Les deux candidats jouaient gros dans cette joute oratoire. L’enjeu ? L’incarnation du vote utile à droite. Si Éric Zemmour n’a pas commis d’erreur fatale, il a été mis en difficulté par sa rivale qui sort renforcée de la séquence.

"Ils ne vont pas dîner ensemble hein". À la fin du débat entre Valérie Pécresse et Éric Zemmour, un micro mal coupé diffuse à l’antenne une petite phrase d’un technicien de LCI qui, malgré lui, a parfaitement résumé le débat parfois plus que tendu entre la candidate de LR et celui de Reconquête.

Il faut dire que ce 10 mars au soir, les deux participants jouaient leur va-tout. La présidente de la région Ile-de-France devait faire oublier son meeting raté du Zénith et enrayer sa chute dans les sondages. Le polémiste, de son côté, devait réussir à prendre le dessus sur sa rivale pour incarner le "vote utile" de l’électorat de droite conservatrice. Pas de round d’observation, les deux rivaux ont lancé d’emblée les hostilités, bien aidés par les journalistes qui, en guise d'entrée en matière ont posé à Valérie Pécresse la question suivante : "Pourquoi Éric Zemmour serait un mauvais président ?".

Débats tendus

Les trois quarts du débat se sont axés sur des thématiques chères à l’électorat de droite : gaullisme, islam, immigration, identité, sécurité, expulsions... Les sujets tels que l’environnement ou l’économie n’ont été évoqués qu’en toute fin de d’émission. Dommage, puisque ce sont sur ces sujets que les deux candidats ont semblé le plus à leur aise.

Sur chacune des thématiques qui se sont succédé, Valérie Pécresse et Éric Zemmour ont cherché à discréditer l'autre. La gagnante de la primaire LR a décrit son adversaire comme un "idéologue", "un doctrinaire inhumain", un "président qui sera impuissant". Ce dernier a essayé de la dépeindre comme un clone d’Emmanuel Macron ("Madame Pécresse, c’est Madame 20h02. A 20h02, elle appellera à voter pour Emmanuel Macron"), une élue manquant de fermeté sur le régalien et adoptant à l’occasion une ligne communautariste mais également une "gaulliste de pacotille".

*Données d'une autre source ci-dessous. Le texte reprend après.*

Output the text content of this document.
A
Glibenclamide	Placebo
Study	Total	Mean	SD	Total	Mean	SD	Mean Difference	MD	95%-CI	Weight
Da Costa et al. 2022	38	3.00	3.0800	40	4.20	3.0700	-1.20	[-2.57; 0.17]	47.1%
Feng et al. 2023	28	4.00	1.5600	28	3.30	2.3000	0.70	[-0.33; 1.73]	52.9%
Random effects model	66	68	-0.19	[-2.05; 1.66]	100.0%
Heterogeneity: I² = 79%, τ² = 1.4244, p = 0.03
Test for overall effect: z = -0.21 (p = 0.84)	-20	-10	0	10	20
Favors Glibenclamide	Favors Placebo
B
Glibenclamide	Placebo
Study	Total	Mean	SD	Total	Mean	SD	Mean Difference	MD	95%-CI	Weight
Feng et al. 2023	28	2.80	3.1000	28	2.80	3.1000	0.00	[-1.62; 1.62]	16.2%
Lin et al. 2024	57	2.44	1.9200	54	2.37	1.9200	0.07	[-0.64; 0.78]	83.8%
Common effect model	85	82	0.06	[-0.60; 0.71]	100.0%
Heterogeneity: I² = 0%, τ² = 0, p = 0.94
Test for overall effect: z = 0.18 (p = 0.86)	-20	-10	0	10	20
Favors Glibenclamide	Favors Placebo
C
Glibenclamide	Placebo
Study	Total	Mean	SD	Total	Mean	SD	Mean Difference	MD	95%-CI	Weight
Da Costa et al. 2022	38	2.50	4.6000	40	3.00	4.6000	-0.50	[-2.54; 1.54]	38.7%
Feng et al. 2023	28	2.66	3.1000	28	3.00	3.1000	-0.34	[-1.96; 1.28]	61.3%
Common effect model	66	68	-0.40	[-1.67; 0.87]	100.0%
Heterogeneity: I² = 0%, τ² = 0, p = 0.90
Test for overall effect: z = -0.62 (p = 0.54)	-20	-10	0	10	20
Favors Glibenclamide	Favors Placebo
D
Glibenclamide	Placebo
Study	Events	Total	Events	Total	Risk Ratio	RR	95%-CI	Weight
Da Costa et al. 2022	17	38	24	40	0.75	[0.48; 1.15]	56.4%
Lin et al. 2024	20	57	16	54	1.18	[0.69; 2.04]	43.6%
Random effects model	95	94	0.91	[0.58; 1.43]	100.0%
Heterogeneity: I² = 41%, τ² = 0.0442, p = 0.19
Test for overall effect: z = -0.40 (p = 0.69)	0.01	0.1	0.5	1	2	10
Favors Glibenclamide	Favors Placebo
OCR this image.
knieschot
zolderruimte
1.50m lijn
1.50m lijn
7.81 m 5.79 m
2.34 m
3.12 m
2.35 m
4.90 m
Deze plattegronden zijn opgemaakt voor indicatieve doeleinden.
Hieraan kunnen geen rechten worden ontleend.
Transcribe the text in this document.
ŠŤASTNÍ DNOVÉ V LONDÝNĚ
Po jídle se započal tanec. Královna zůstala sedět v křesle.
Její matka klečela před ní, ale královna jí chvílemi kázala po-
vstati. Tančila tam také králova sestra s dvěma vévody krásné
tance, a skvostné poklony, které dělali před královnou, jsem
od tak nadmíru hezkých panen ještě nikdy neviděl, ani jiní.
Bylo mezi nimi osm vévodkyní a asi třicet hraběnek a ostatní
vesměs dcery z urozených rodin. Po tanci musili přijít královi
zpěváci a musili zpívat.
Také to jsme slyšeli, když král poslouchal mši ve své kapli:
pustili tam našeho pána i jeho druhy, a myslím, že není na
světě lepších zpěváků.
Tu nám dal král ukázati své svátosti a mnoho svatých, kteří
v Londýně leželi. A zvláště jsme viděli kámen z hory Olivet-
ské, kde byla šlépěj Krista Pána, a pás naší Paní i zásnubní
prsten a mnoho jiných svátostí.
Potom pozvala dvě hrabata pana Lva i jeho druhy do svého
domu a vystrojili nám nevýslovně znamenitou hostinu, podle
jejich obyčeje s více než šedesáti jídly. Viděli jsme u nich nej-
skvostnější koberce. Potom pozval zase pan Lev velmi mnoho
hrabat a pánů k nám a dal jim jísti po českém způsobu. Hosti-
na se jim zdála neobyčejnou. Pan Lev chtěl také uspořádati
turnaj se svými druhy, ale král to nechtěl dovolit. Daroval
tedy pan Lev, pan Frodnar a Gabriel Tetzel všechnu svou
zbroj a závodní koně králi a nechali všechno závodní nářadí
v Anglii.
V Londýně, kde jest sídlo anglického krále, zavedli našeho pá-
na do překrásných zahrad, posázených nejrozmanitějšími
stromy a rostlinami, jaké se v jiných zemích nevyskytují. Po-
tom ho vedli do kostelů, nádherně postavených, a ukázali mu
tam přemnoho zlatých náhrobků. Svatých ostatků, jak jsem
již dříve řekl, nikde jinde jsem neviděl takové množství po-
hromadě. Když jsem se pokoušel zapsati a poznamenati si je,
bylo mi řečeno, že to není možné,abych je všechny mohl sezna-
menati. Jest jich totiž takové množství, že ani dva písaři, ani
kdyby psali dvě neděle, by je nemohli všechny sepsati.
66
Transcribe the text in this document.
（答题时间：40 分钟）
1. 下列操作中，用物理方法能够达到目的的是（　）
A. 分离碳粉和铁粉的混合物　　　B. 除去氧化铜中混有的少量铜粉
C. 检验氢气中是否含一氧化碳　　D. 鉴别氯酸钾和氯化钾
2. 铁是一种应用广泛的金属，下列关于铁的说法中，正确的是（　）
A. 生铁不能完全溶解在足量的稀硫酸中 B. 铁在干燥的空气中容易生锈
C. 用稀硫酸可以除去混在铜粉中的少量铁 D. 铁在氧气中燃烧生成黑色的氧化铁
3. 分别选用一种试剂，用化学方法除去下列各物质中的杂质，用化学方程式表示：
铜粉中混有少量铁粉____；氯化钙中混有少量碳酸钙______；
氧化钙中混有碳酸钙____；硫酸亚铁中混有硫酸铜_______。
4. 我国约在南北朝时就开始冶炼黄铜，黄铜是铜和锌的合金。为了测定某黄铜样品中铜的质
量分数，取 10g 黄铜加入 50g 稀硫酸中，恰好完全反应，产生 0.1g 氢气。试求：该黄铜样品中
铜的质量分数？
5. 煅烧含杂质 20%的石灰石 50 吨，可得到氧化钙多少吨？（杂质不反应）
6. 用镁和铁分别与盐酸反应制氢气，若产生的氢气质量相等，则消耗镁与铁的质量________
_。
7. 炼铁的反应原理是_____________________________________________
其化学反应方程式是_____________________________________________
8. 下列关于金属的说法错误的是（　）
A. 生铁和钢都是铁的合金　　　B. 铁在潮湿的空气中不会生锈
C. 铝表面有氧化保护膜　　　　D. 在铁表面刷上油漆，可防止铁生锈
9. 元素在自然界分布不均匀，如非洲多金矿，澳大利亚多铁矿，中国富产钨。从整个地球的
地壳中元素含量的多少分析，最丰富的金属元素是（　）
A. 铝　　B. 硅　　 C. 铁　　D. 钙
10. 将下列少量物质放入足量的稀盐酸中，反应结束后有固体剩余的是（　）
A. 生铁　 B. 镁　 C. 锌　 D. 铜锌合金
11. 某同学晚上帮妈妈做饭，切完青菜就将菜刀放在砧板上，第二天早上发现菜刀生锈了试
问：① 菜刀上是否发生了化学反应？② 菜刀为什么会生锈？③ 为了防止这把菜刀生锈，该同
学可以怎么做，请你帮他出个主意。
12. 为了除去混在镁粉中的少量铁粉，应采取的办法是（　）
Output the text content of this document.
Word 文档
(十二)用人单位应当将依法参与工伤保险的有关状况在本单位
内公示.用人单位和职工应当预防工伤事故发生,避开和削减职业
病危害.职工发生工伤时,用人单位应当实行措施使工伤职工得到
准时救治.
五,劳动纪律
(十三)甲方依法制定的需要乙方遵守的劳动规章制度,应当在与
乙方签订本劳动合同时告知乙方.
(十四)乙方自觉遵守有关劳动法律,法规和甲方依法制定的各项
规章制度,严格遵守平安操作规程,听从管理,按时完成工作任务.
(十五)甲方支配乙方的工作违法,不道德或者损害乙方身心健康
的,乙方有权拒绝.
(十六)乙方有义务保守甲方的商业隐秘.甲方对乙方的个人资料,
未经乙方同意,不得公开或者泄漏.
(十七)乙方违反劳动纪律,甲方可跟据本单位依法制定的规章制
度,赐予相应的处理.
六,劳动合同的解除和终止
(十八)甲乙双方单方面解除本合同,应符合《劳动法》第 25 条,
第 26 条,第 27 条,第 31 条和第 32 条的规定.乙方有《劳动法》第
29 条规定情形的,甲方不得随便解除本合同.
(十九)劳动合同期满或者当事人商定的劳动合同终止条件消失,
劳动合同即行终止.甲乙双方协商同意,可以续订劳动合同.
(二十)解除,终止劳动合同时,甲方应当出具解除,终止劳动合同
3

Les deux "boxeurs" ont également pratiqué le name dropping pour se nuire mutuellement. Ainsi, Valérie Pécresse a listé une série de "nazis" présents dans les équipes de d’Eric Zemmour, tout en pointant une proximité avec Tariq Ramadan. Le candidat de Reconquête a, pour sa part, fait l’inventaire des supposés "islamo-droitistes" présents chez LR, citant notamment "Jean-Christophe Lagarde, l’allié des islamistes".

La question de l’islam a longuement été évoquée, Éric Zemmour soutenant "qu’islam et islamisme c’est la même chose". Valérie Pécresse affirmant l’inverse et adoptant des propos proches de ceux d’Emmanuel Macron sur le sujet.

Valérie Pécresse marque des points

Si les sondages des jours à venir serviront de juges, Valérie Pécresse a clairement marqué des points. Pugnace, ne se laissant pas intimider, elle a eu le temps de dérouler son programme et de démonter à plusieurs reprises les arguments de son interlocuteur, notamment sur la question des aides sociales aux étrangers ou des expulsions. De quoi solidifier son socle ? C’est certain. De quoi faire revenir chez LR les électeurs hésitant entre elle et Éric Zemmour ? Probablement. Si son rival n’a pas commis de "boulette fatale", il a parfois été mis en difficulté et a montré aux yeux de tous qu’il n’était pas "imprenable en débat" (certaines séquences face à Jean-Luc Mélenchon ou Bruno Le Maire montraient déjà cela). En revanche, il semble s’être tiré une balle dans le pied en critiquant à plusieurs reprises Nicolas Sarkozy ou Jacques Chirac. Si ces attaques ont fait plaisir à ses fans, les électeurs de droite ont peut-être moyennement apprécié de voir des personnalités populaires critiquées de la sorte.